The Dark Knight: Darker than you’d like
Of course, Heath Ledger’s performance was outstanding. It was not nearly as eerie as the performance Christian Bale pulled off in American Psycho, and probably not quite as impressive as Bale’s performance as Batman, but still great. In any case, the Joker is a much more interesting character than Batman; and he has never been more realistic, more terrifying, or more awesome in make-up and wardrobe than he is in The Dark Knight.
The acting was apparently difficult to pull off, too. According to Alex Cohen, a writer for NPR, “the challenge of the role wasn’t lost on Jack Nicholson. When told of Ledger’s death, the actor’s immediate response was: ‘I warned him.’” …And there it is: the charge that playing the Joker caused Ledger’s death.
The compulsion to inquire remains: did Ledger’s overdose have anything to do with playing a demented villain? Director Christopher Nolan and costar Christian Bale find such “amateur psychology” offensive, pointing out that Ledger was a great actor who stepped into character convincingly without forgetting to step out once he left the set. According to the Nolan, the mind that could envision and execute this Joker was far too strong to have succumbed to the fiction’s potential influence.
Interesting. Still, I have to lean toward Nicholson’s view—after all, he doesn’t have a movie to promote or a career to establish. He has the freedom to be politically incorrect.
We should ask if there exist pre-requisites for roles affecting actors negatively. On that note, it’s important to recognize the recent misbehavior of Christian Bale, who was arrested after allegedly assaulting his sister and his 61-year-old mother. I’m not saying that playing Batman caused Bale to get into this skirmish, but perhaps it was a factor.

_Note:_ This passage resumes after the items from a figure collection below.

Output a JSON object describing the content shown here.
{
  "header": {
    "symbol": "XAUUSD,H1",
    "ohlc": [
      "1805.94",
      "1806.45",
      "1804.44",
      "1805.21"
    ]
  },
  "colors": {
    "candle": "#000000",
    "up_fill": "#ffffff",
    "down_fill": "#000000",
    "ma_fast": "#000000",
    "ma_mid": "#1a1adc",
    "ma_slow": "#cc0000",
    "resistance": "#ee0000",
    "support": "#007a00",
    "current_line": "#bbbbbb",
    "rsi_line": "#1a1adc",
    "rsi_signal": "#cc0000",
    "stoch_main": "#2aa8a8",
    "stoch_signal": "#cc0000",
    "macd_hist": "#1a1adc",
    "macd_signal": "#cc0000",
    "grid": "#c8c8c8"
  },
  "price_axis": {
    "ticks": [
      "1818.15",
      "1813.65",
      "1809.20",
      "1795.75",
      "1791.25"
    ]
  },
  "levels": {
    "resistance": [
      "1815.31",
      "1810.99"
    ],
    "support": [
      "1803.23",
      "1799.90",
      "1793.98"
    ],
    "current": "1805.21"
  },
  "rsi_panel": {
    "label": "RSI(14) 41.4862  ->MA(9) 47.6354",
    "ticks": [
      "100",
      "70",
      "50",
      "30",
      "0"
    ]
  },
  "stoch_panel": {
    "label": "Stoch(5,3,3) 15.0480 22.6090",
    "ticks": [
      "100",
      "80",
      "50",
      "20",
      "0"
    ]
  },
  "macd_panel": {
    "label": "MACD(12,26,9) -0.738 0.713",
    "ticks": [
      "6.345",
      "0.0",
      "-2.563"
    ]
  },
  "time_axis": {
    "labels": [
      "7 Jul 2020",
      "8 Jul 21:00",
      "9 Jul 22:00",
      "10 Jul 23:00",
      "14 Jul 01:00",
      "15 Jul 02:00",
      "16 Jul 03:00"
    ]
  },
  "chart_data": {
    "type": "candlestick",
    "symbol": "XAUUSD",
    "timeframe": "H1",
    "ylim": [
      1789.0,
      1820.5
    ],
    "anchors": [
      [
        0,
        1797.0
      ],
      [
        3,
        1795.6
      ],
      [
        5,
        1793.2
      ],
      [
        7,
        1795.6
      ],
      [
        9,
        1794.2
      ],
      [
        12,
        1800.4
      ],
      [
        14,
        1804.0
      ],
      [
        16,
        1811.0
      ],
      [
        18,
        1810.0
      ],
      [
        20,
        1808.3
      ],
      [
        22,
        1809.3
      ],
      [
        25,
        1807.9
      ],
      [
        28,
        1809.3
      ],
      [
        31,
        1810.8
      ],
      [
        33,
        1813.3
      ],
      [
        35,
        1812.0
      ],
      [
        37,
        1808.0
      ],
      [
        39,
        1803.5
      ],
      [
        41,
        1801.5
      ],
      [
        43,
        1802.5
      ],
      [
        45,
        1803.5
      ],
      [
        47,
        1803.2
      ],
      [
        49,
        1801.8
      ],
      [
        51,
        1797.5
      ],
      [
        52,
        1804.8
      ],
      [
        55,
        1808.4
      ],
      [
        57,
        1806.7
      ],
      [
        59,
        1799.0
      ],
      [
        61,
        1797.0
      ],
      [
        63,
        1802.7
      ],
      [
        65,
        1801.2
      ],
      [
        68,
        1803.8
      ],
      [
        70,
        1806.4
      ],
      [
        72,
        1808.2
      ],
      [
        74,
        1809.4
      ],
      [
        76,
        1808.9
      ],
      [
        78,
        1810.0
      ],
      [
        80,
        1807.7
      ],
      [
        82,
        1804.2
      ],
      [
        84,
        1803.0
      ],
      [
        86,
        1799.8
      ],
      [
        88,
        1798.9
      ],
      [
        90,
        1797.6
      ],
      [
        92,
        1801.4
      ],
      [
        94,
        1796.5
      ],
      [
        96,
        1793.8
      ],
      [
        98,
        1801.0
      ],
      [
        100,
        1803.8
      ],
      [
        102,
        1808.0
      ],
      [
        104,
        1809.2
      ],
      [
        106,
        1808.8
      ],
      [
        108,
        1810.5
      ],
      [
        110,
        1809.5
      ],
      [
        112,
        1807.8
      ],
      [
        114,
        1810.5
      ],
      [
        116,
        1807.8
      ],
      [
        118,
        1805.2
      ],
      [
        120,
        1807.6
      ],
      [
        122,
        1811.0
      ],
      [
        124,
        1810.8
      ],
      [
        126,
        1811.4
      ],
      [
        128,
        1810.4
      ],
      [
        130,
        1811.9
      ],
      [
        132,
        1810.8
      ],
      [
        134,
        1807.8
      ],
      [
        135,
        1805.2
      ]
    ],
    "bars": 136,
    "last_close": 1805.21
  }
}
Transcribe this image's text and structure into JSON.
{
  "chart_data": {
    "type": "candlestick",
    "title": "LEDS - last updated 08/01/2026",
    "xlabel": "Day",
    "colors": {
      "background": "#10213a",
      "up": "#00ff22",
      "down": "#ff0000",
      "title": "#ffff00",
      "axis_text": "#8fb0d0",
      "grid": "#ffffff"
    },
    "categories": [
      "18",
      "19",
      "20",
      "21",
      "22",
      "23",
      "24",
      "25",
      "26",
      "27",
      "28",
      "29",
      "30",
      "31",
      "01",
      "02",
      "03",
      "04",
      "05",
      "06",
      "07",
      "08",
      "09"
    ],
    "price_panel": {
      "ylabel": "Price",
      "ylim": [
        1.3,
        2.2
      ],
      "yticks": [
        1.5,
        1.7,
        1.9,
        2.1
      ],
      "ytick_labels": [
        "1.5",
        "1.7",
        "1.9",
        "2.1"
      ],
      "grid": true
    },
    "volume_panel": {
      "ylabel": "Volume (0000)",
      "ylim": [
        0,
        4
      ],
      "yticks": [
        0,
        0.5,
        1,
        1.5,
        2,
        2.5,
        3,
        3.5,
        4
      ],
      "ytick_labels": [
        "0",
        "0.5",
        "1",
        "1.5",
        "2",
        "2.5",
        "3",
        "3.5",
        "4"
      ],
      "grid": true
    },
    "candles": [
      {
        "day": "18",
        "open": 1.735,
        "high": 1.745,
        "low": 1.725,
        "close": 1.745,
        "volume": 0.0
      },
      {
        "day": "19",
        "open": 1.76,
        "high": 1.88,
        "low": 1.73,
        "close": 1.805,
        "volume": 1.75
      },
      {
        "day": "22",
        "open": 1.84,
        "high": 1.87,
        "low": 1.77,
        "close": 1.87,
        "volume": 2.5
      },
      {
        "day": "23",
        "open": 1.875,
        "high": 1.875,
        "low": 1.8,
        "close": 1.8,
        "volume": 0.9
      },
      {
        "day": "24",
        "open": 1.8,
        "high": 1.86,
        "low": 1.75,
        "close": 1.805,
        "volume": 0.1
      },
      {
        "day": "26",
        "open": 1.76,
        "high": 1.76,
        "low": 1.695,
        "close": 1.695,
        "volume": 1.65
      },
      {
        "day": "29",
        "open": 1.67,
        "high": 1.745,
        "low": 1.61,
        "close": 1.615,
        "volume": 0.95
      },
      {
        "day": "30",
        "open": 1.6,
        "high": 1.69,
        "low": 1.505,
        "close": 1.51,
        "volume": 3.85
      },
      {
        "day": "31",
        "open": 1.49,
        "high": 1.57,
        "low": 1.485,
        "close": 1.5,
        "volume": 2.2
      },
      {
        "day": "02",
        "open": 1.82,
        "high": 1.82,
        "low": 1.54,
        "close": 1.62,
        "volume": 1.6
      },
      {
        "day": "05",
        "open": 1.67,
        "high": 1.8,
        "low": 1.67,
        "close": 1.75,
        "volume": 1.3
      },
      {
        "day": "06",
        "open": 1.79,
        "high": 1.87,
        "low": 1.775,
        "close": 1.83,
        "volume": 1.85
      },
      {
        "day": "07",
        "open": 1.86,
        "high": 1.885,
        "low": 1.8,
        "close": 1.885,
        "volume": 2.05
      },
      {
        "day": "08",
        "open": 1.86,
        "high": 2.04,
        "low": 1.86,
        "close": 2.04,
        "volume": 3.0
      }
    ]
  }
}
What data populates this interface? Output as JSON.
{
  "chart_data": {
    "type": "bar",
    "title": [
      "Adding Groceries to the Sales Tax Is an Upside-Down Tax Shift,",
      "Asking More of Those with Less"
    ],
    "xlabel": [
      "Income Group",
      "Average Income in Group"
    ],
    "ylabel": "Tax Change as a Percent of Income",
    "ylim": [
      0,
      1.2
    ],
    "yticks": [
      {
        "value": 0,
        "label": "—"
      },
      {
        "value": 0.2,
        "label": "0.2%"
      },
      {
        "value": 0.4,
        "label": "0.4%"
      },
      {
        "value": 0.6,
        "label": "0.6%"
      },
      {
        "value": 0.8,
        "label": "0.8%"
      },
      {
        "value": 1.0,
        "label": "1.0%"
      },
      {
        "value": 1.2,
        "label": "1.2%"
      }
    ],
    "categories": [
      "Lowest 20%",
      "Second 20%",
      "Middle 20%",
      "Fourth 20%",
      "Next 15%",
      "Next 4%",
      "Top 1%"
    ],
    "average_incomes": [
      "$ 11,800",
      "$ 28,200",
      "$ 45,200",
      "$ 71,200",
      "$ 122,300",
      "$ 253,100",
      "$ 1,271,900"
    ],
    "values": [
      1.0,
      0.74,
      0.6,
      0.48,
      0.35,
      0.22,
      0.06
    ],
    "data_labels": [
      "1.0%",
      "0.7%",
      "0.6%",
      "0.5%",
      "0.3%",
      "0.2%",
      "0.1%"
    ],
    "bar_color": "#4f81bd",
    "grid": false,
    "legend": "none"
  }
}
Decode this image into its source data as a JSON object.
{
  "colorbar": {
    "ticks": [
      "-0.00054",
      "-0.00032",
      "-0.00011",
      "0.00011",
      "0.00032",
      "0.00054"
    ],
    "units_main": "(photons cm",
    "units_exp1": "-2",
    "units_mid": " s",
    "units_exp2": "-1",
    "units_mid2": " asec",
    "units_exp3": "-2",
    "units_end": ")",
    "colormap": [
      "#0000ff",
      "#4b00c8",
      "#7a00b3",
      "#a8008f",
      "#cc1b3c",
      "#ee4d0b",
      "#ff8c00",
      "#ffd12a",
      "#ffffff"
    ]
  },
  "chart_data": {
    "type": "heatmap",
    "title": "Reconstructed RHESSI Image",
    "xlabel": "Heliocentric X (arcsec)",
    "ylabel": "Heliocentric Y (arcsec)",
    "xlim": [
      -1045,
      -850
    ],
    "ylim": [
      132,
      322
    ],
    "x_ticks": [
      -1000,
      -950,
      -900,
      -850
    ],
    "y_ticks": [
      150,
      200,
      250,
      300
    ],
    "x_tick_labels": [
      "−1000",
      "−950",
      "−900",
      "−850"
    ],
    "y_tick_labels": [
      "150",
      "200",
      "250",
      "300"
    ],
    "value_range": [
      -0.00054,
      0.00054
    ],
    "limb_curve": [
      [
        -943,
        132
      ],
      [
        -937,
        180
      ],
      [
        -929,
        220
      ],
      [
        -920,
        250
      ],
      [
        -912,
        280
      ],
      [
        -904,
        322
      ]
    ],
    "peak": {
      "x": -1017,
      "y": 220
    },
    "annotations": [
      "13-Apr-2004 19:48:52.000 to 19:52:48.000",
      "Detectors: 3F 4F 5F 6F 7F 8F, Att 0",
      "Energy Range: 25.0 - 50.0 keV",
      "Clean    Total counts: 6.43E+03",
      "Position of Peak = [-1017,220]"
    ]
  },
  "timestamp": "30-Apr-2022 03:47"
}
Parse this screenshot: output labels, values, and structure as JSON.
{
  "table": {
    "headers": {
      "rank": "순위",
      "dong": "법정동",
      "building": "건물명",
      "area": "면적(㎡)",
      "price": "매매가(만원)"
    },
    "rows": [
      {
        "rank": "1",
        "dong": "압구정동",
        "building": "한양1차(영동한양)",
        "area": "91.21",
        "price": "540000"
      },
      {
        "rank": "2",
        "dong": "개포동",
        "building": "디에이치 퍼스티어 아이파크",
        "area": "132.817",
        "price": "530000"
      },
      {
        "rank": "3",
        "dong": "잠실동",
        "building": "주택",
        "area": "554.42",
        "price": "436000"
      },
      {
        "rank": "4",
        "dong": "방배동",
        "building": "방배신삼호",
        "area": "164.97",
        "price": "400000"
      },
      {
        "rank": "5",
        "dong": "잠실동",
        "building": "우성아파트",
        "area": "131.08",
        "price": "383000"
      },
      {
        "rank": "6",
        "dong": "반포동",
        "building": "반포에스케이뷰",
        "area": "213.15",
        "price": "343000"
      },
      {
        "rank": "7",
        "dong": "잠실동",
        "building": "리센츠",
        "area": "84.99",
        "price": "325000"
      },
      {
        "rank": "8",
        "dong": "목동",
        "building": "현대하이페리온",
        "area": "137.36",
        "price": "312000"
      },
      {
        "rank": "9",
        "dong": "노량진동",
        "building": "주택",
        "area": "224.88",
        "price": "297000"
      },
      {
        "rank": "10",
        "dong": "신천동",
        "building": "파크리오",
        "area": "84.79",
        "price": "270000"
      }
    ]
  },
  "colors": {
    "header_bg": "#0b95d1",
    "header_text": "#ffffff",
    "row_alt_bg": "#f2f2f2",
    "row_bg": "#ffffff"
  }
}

Being Batman, even the fictional Batman, is a lot of weight for one man to carry.
Ironically, the real-life tragedy of Heath Ledger has strong parallels to the movie’s tragic portrayal of Harvey Dent. In the movie, Dent is the ideal representative. He’s tough on crime, he cares for the city, and he is beyond reproach morally and ethically. However, after losing his girlfriend along with the skin on half of his face in his attempts to save Gotham City from the Joker, he surrenders to his darker impulses and goes on a killing spree. It does not last long, however; Batman comes to the rescue and, accidentally, squishes to death the public-servant-turned-public-enemy.
Surprisingly, Batman and Commissioner Gordon veil (postmortem) Dent’s transformation from exemplary hero to the mentally deranged villain, Two-Face. It’s Batman’s idea, and Gordon reluctantly admits that Batman is “the hero Gotham deserves but not the one it needs right now.” Instead of telling the truth about Dent’s death, a death he brought upon himself, they decide to make Batman the scapegoat. Consequently and despite the reality of his surrender to evil, Dent’s reputation is salvaged, and he becomes the poster boy for the hopes and dreams of Gotham’s people, the symbol of the city’s supposed indefatigable morality and ethics.
It may be that Ledger, an exemplary actor, slipped into a kind of derangement at the end of his career that the Chris’s would rather not reveal. He was a great actor, and he may indeed be the kind of hero we need right now. Commercially, at any rate, we are all over it. But as cool as the Joker is, is that character really the hero that we deserve? And to take it a step further, as good of an actor as Ledger was, was he really the better actor in this film?